Book Five (In the Flesh), Chapter Two
“The Forbidden”
This story is the basis for the 1992 film Candyman, written and directed by Bernard Rose and easily one of the finest Barker adaptations to see the light of film. What’s kind of amazing is how much of the movie is new: the American setting, the race-hate angle, the ethnicity of both the slum residents and the Candyman himself, the wrong-man plotline, even the “we dare you to say his name five times!” thing–none of these elements appeared in the original short story. Granted, analogues for many of the film’s novel points can be found in the story itself: class for race, pure urban-legend perpetuation for the name-in-the-mirror bit (I actually think I prefer the book’s strategy; it’s purer, if less catch-phrase memorable)–but it’s still a rare delight to see an adaptation that changes so much work so well.
I find the story to be another of Barker’s best, in no small part because there’s almost no way to figure out where you’re going to end up from where you begin. When the villain appears it’s out of left field and extremely abrupt, and with only a handful of pages to go till the end of the story. It’s a great way to mimic how the protagonist, university graffiti researcher Helen, must feel–suddenly swept away by the irrational, helplessly hurtling toward an unexpected and unimaginable fate.
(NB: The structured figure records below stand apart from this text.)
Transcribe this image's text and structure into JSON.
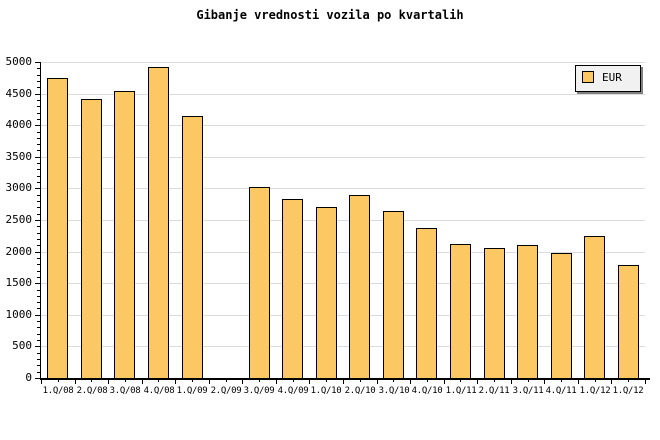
{
  "chart_data": {
    "type": "bar",
    "title": "Gibanje vrednosti vozila po kvartalih",
    "categories": [
      "1.Q/08",
      "2.Q/08",
      "3.Q/08",
      "4.Q/08",
      "1.Q/09",
      "2.Q/09",
      "3.Q/09",
      "4.Q/09",
      "1.Q/10",
      "2.Q/10",
      "3.Q/10",
      "4.Q/10",
      "1.Q/11",
      "2.Q/11",
      "3.Q/11",
      "4.Q/11",
      "1.Q/12",
      "1.Q/12"
    ],
    "series": [
      {
        "name": "EUR",
        "values": [
          4740,
          4410,
          4540,
          4920,
          4140,
          0,
          3030,
          2830,
          2700,
          2890,
          2640,
          2370,
          2120,
          2050,
          2110,
          1970,
          2240,
          1790
        ]
      }
    ],
    "missing_categories": [
      "2.Q/09"
    ],
    "xlabel": "",
    "ylabel": "",
    "ylim": [
      0,
      5000
    ],
    "y_ticks": [
      0,
      500,
      1000,
      1500,
      2000,
      2500,
      3000,
      3500,
      4000,
      4500,
      5000
    ],
    "ytick_minor_step": 100,
    "grid": "horizontal-major",
    "legend_position": "top-right",
    "legend_label": "EUR",
    "colors": {
      "bar_fill": "#FCC864",
      "bar_border": "#000000",
      "gridline": "#DCDCDC",
      "axis": "#000000",
      "background": "#FFFFFF",
      "legend_bg": "#F1F1F1",
      "legend_shadow": "#808080",
      "text": "#000000"
    }
  }
}
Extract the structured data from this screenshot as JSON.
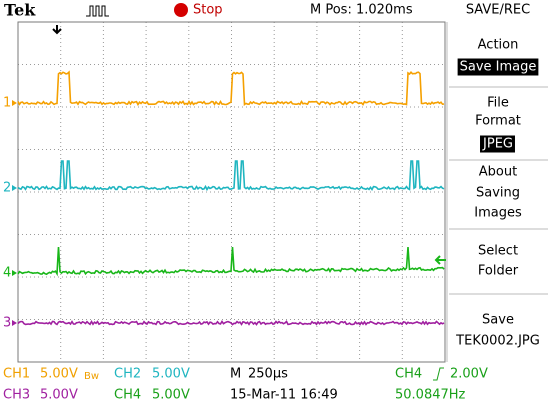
{
  "header": {
    "brand": "Tek",
    "status": "Stop",
    "position": "M Pos: 1.020ms"
  },
  "menu": {
    "title": "SAVE/REC",
    "items": [
      {
        "lines": [
          "Action"
        ],
        "value": "Save Image"
      },
      {
        "lines": [
          "File",
          "Format"
        ],
        "value": "JPEG"
      },
      {
        "lines": [
          "About",
          "Saving",
          "Images"
        ]
      },
      {
        "lines": [
          "Select",
          "Folder"
        ]
      },
      {
        "lines": [
          "Save"
        ],
        "value": "TEK0002.JPG"
      }
    ]
  },
  "channels": {
    "markers": [
      "1",
      "2",
      "4",
      "3"
    ]
  },
  "status_bar": {
    "ch1": {
      "name": "CH1",
      "scale": "5.00V",
      "flag": "Bw"
    },
    "ch2": {
      "name": "CH2",
      "scale": "5.00V"
    },
    "ch3": {
      "name": "CH3",
      "scale": "5.00V"
    },
    "ch4": {
      "name": "CH4",
      "scale": "5.00V"
    },
    "timebase": {
      "name": "M",
      "scale": "250µs"
    },
    "trigger": {
      "source": "CH4",
      "level": "2.00V"
    },
    "datetime": "15-Mar-11 16:49",
    "frequency": "50.0847Hz"
  }
}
Much of the story’s strength comes by way of contrast: the seedy, falling-apart-at-the-seams ghetto versus Helen and her boyfriend Trevor’s posh post-grad dinner parties, Helen’s guileless inquisitiveness versus the residents’ nearly pathological reticence, the laughing rationality of faculty b.s. sessions versus the lyrical madness of the Candyman’s lethal seducer’s speech. Another source of strength is the structure, which has an awful lot in common with the one to follow, “The Madonna”: a dedicated professional hungry for success and trapped in a comfortably dysfunctional relationship stumbles across an exemplar of urban decay that houses a secret beast which transcends the squalor of its surroundings even as it destroy those who come in contact with it. Once again, it’s worth noting how relatable Barker’s main characters are becoming: the desire to do something worthwhile coupled with the sinking feeling that you’re shit out of luck is something we’ve all experienced, right? Barker uses that desire as a key for his characters to unlock doors that under normal circumstances they would never dare open. (He’s described his use of sexual desire in this way as well.) And once again, if death’s behind that door, Barker insists that it’s worth it. Are you convinced that he’s right?